Section: New Results

Statistical Learning and Bayesian Analysis

Universality of Bayesian mixture predictors, [50]

The problem is that of sequential probability forecasting for finite-valued time series. The data is generated by an unknown probability distribution over the space of all one-way infinite sequences. It is known that this measure belongs to a given set C, but the latter is completely arbitrary (uncountably infinite, without any structure given). The performance is measured with asymptotic average log loss. In this work it is shown that the minimax asymptotic performance is always attainable, and it is attained by a convex combination of a countably many measures from the set C (a Bayesian mixture). This was previously only known for the case when the best achievable asymptotic error is 0. This also contrasts previous results that show that in the non-realizable case all Bayesian mixtures may be suboptimal, while there is a predictor that achieves the optimal performance.

Hypotheses Testing on Infinite Random Graphs, [48]

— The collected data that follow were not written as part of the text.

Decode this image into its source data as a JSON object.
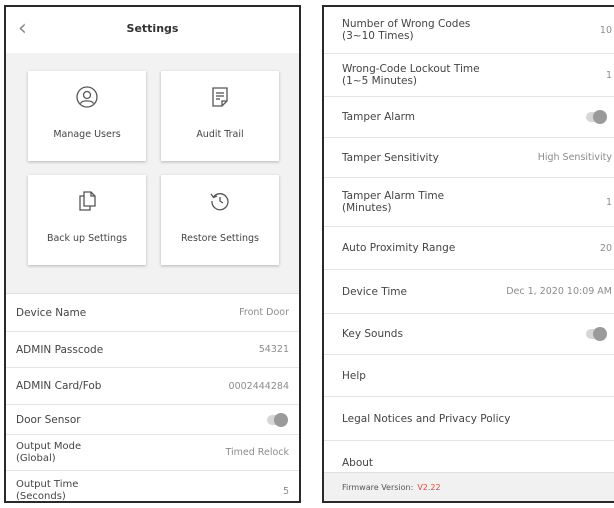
{
  "left_phone": {
    "header": {
      "back_icon": "chevron-left-icon",
      "title": "Settings"
    },
    "tiles": [
      {
        "label": "Manage Users",
        "icon": "user-icon"
      },
      {
        "label": "Audit Trail",
        "icon": "document-icon"
      },
      {
        "label": "Back up Settings",
        "icon": "copy-icon"
      },
      {
        "label": "Restore Settings",
        "icon": "history-icon"
      }
    ],
    "rows": {
      "device_name": {
        "label": "Device Name",
        "value": "Front Door"
      },
      "admin_passcode": {
        "label": "ADMIN Passcode",
        "value": "54321"
      },
      "admin_card": {
        "label": "ADMIN Card/Fob",
        "value": "0002444284"
      },
      "door_sensor": {
        "label": "Door Sensor",
        "toggle": "off"
      },
      "output_mode": {
        "label_line1": "Output Mode",
        "label_line2": "(Global)",
        "value": "Timed Relock"
      },
      "output_time": {
        "label_line1": "Output Time",
        "label_line2": "(Seconds)",
        "value": "5"
      }
    }
  },
  "right_phone": {
    "rows": {
      "wrong_codes": {
        "label_line1": "Number of Wrong Codes",
        "label_line2": "(3~10 Times)",
        "value": "10"
      },
      "lockout_time": {
        "label_line1": "Wrong-Code Lockout Time",
        "label_line2": "(1~5 Minutes)",
        "value": "1"
      },
      "tamper_alarm": {
        "label": "Tamper Alarm",
        "toggle": "off"
      },
      "tamper_sensitivity": {
        "label": "Tamper Sensitivity",
        "value": "High Sensitivity"
      },
      "tamper_alarm_time": {
        "label_line1": "Tamper Alarm Time",
        "label_line2": "(Minutes)",
        "value": "1"
      },
      "auto_proximity": {
        "label": "Auto Proximity Range",
        "value": "20"
      },
      "device_time": {
        "label": "Device Time",
        "value": "Dec 1, 2020 10:09 AM"
      },
      "key_sounds": {
        "label": "Key Sounds",
        "toggle": "off"
      },
      "help": {
        "label": "Help"
      },
      "legal": {
        "label": "Legal Notices and Privacy Policy"
      },
      "about": {
        "label": "About"
      }
    },
    "firmware": {
      "label": "Firmware Version:",
      "value": "V2.22"
    }
  },
  "colors": {
    "accent_firmware": "#e0483a",
    "tile_background": "#f2f2f2",
    "toggle_track": "#d6d6d6",
    "toggle_knob": "#9a9a9a"
  }
}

Drawing on some recent results that provide the formalism necessary to definite stationarity for infinite random graphs, this paper initiates the study of statistical and learning questions pertaining to these objects. Specifically, a criterion for the existence of a consistent test for complex hypotheses is presented, generalizing the corresponding results on time series. As an application, it is shown how one can test that a tree has the Markov property, or,more generally, to estimate its memory.

Independence Clustering (Without a Matrix), [49]

The independence clustering problem is considered in the following formulation: given a set S of random variables, it is required to find the finest partitioning {U_1,,U_k} of S into clusters such that the clusters U_1,,U_k are mutually independent. Since mutual independence is the target, pairwise similarity measurements are of no use, and thus traditional clustering algorithms are inapplicable. The distribution of the random variables in S is, in general, unknown, but a sample is available. Thus, the problem is cast in terms of time series. Two forms of sampling are considered: i.i.d. and stationary time series, with the main emphasis being on the latter, more general, case. A consistent, computationally tractable algorithm for each of the settings is proposed, and a number of open directions for further research are outlined.